1. A process for producing glycoprotein in a cell, the process comprising:

expressing glycoprotein in cells having enhanced CAD activity; and thereby producing glycoproteins having enhanced glycosylation.

2. A process for producing glycoprotein in a cell, the process comprising the steps of:

selecting cells that are resistant to a CAD inhibitor and expressing glycoprotein in said resistant cells, wherein said expressing produces glycoprotein having enhanced glycosylation.

3. A host cell for expression of glycosylated protein, the host cell comprising:

a heterologous nucleic acid sequence encoding a glycosylated protein; and

enhanced CAD activity as compared to host cells.

4. A galactosylated protein produced by a process comprising:

expressing a heterologous nucleic acid sequence encoding the protein in a host cell having enhanced CAD activity as compared to control host cells.

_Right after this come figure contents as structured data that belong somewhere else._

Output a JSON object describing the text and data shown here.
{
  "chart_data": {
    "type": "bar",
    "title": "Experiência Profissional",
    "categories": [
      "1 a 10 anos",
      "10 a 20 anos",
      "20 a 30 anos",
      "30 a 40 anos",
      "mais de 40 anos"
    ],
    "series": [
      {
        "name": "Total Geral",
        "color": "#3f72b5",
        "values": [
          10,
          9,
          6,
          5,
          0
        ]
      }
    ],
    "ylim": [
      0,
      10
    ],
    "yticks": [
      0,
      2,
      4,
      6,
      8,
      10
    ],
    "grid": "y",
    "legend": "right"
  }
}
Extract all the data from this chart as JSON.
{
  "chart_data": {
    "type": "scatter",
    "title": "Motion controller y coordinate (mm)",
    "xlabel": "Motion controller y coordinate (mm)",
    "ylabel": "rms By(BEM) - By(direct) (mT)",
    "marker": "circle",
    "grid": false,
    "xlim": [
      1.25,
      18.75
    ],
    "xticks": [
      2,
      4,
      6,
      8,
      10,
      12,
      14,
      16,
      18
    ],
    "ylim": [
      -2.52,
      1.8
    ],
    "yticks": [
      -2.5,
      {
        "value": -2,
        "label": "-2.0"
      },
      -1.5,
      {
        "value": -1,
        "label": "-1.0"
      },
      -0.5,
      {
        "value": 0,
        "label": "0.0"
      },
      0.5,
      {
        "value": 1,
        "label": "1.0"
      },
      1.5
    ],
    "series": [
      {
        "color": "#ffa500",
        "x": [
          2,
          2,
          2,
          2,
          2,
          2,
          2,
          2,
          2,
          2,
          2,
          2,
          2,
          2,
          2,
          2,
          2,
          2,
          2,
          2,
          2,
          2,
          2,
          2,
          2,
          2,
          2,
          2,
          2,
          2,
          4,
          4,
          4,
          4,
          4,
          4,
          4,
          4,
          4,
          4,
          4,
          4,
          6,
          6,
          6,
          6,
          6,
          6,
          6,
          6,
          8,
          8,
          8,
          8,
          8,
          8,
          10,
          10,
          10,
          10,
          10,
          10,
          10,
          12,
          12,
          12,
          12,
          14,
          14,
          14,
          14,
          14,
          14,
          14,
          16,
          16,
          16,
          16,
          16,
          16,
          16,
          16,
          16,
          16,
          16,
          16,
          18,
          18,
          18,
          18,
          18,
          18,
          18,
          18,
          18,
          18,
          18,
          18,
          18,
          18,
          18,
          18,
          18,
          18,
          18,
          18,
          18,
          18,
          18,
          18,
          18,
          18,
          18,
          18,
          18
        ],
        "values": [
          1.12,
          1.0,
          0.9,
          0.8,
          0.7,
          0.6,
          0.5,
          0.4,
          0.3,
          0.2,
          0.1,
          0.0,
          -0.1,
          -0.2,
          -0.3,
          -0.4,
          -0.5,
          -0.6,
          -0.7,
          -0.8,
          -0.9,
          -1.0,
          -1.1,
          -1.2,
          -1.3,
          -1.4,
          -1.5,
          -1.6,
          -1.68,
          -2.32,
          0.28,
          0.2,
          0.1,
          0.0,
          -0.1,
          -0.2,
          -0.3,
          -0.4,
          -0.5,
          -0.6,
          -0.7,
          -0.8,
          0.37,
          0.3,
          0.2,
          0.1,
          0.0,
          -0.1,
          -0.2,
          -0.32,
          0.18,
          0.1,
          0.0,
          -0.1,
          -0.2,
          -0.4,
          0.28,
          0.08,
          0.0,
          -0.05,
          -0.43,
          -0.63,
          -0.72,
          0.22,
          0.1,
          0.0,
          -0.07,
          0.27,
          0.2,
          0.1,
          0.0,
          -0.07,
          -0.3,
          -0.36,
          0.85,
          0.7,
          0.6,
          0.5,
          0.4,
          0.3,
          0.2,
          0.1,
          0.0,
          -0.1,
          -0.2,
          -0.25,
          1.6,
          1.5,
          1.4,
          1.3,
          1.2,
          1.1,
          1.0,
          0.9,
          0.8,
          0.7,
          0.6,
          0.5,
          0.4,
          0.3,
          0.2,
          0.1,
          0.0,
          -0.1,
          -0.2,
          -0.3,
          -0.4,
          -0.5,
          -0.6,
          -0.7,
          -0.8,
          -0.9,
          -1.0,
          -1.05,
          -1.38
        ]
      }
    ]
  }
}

5. A galactosylated protein produced by a process comprising:

expressing a heterologous nucleic acid sequence encoding the protein in a host cell selected for resistance to CAD inhibitors.

6. The process for producing glycoprotein of claim 2, wherein the CAD inhibitor is N-phosphonacetyl-L-aspartate.

7. The process for producing glycoprotein of claim 2, wherein the resistant cells are CHO cells or insect cells.

8. The process for producing glycoprotein of claim 2, wherein the said expressing produces glycoproteins having enhanced galactosylation.

9. The process for producing glycoproteins of claim 2, wherein the said expressing produces glycoproteins having enhanced sialylation.